Tensions between Shi’ite, Kurdish and Sunni factions in Iraq’s power-sharing government have been on the rise since the U.S. withdrawl. Rivals of Shi’ite Prime Minister Nuri al-Maliki accuse him of trying to monopolize power.

Iraqi officials are also now worried that Islamists may be gaining strength from the conflict in neighboring Syria, where Islamists have joined the ranks of rebels fighting to overthrow President Bashar al-Assad.

Two explosions near a restaurant in the city of Hilla, 100 km (60 miles) south of Baghdad, killed 28 people, said Nabil Mohammed, the head of a hospital there.

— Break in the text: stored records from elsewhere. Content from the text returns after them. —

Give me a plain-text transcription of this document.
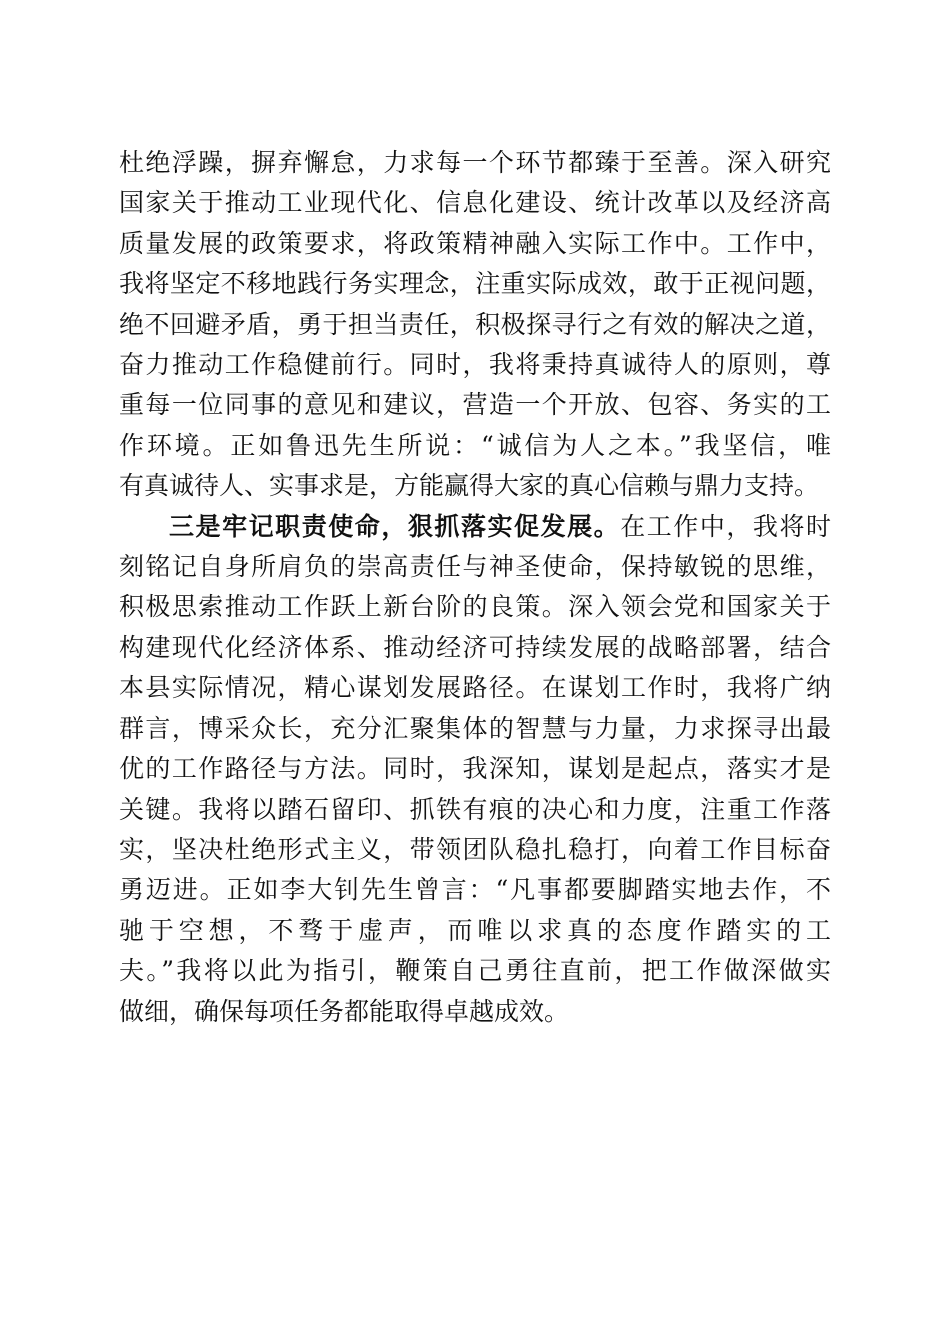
杜绝浮躁，摒弃懈怠，力求每一个环节都臻于至善。深入研究
国家关于推动工业现代化、信息化建设、统计改革以及经济高
质量发展的政策要求，将政策精神融入实际工作中。工作中，
我将坚定不移地践行务实理念，注重实际成效，敢于正视问题，
绝不回避矛盾，勇于担当责任，积极探寻行之有效的解决之道，
奋力推动工作稳健前行。同时，我将秉持真诚待人的原则，尊
重每一位同事的意见和建议，营造一个开放、包容、务实的工
作环境。正如鲁迅先生所说：“诚信为人之本。”我坚信，唯
有真诚待人、实事求是，方能赢得大家的真心信赖与鼎力支持。
三是牢记职责使命，狠抓落实促发展。在工作中，我将时
刻铭记自身所肩负的崇高责任与神圣使命，保持敏锐的思维，
积极思索推动工作跃上新台阶的良策。深入领会党和国家关于
构建现代化经济体系、推动经济可持续发展的战略部署，结合
本县实际情况，精心谋划发展路径。在谋划工作时，我将广纳
群言，博采众长，充分汇聚集体的智慧与力量，力求探寻出最
优的工作路径与方法。同时，我深知，谋划是起点，落实才是
关键。我将以踏石留印、抓铁有痕的决心和力度，注重工作落
实，坚决杜绝形式主义，带领团队稳扎稳打，向着工作目标奋
勇迈进。正如李大钊先生曾言：“凡事都要脚踏实地去作，不
驰于空想，不骛于虚声，而唯以求真的态度作踏实的工
夫。”我将以此为指引，鞭策自己勇往直前，把工作做深做实
做细，确保每项任务都能取得卓越成效。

“We started to stop civilian cars asking them to take the wounded to hospital since there were not enough ambulances to transfer them,” said 39-year-old Ihsan al-Khalidi, a schoolteacher who was near the scene of the explosions.

Blood, shoes, body parts and wristwatches were scattered around the site of the blast and grieving women pounded their faces and chests, searching for relatives who might have been hurt.

“Shame on the officials who are just sitting in their offices while explosions hit the city every day,” Khalidi said.

In the predominantly Shi’ite city of Kerbala, a car bomb near a bus terminal where pilgrims gather killed two people, a spokesman for the local health office said.

Attacks tend to increase during the period when Shi’ites commemorate the death of the Prophet’s grandson, Imam Hussein.

On Tuesday, car bombs targeting Shi’ites in mourning processions killed 14 people in Baghdad.

Shi’ites were not the only target on Thursday. In Falluja, a mainly Sunni city 50 km (32 miles) west of Baghdad, three people were killed when a suicide bomber blew himself up in the midst of a group of soldiers who were gathering to get their pay from a state bank, police and health sources said.

A roadside bomb also went off near a checkpoint in the northern city of Mosul, killed one policeman and one civilian, police said.